Reputation: 111
I'm deploying tensorflow serving image (tensorflow/serving:latest-gpu) with Kubernetes (GKE) with GPU nodes (K80) hosted on GCP.
command:
command: ["tensorflow_model_server"]
args: ["--port=8500", "--rest_api_port=8501", "--enable_batching", "--batching_parameters_file=/etc/config/batching_parameters","--model_config_file=/etc/config/model_config"]
batching parameters :
maxBatchSize: 4096
batchTimeoutMicros: 25000
maxEnqueuedBatches: 16
numBatchThreads: 16
I use --model_config_file
to load versions model from a GCS bucket. Tensorflow serving pulls every new version model and load it, when it's done he unload the old one (but it's look like he keeps it in memory)
When I'm using limit/request under the max available resources on host the pod finished OOMKilled because using max memory then allowed. But when I'm using limit/request matching the max available resources on host (dedicated) it's look like the memory is flushed to respect this maximum.
Do you know if we can set max memory to tensorflow or tell him to use cgroup memory limits (use by docker/kubernetes) please ?
Can we fully flush old versions model to release memory ?
Besides, every time I execute a request it increase the memory and never release it. Do you have any idea please ?
Node info :
7 vCPU
30 Gb RAM
1 GPU K80
Model size : ~8Gb
limit/request memory : 20Gb or 30Gb -> OOMKilled after several version model load
Last State: Terminated
Reason: OOMKilled
Exit Code: 137
no limit/request -> Tensorflow ends evicted by Kubernetes because of high memory consumption.
Status: Failed
Reason: Evicted
Message: The node was low on resource: memory. Container tensorserving was using 24861136Ki, which exceeds its request of 0.
Thanks,
Regards
Vince
Upvotes: 4
Views: 1520
Reputation: 111
As workaround I've choose to use a different memory allocator (malloc by default) : tcmalloc (google memory allocation implementation) which resolved my issue without performance issues.
(This is a ugly deployment file but it is for visualization simplification).
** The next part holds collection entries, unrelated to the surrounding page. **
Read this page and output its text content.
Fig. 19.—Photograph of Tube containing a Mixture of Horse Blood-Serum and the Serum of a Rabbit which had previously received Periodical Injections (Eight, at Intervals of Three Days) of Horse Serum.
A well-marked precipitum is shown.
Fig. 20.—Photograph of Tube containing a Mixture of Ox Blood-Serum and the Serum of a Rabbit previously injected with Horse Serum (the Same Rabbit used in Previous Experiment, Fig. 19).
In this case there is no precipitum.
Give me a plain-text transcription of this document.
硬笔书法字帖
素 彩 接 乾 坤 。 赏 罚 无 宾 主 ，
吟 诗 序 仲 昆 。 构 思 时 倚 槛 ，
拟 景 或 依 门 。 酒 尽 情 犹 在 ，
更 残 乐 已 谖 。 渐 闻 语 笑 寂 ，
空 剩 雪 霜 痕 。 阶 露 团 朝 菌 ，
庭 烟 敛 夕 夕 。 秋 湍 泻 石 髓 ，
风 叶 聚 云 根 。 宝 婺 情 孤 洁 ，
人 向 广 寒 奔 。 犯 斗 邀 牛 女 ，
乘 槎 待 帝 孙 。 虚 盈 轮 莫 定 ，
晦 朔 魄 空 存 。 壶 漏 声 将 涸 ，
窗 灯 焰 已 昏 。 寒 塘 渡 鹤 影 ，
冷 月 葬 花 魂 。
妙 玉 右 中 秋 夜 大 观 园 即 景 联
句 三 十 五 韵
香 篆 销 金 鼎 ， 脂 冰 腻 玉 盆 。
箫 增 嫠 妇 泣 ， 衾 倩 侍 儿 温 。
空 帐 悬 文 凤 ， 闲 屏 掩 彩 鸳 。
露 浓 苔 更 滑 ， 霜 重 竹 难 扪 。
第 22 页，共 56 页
Kubernetes deployment tensorflow serving :
spec:
containers:
- name: tensorserving
image: tensorflow/serving:1.14.0-gpu"
command: [""]
args:
- "sh"
- "-c"
- "apt-get update && apt-get install google-perftools -y && LD_PRELOAD=/usr/lib/libtcmalloc.so.4 tensorflow_model_server --port=8500 --rest_api_port=8501 --monitoring_config_file=/etc/config/monitoring_config --enable_batching --batching_parameters_file=/etc/config/batching_parameters --model_config_file=/etc/config/model_config"
Upvotes: 3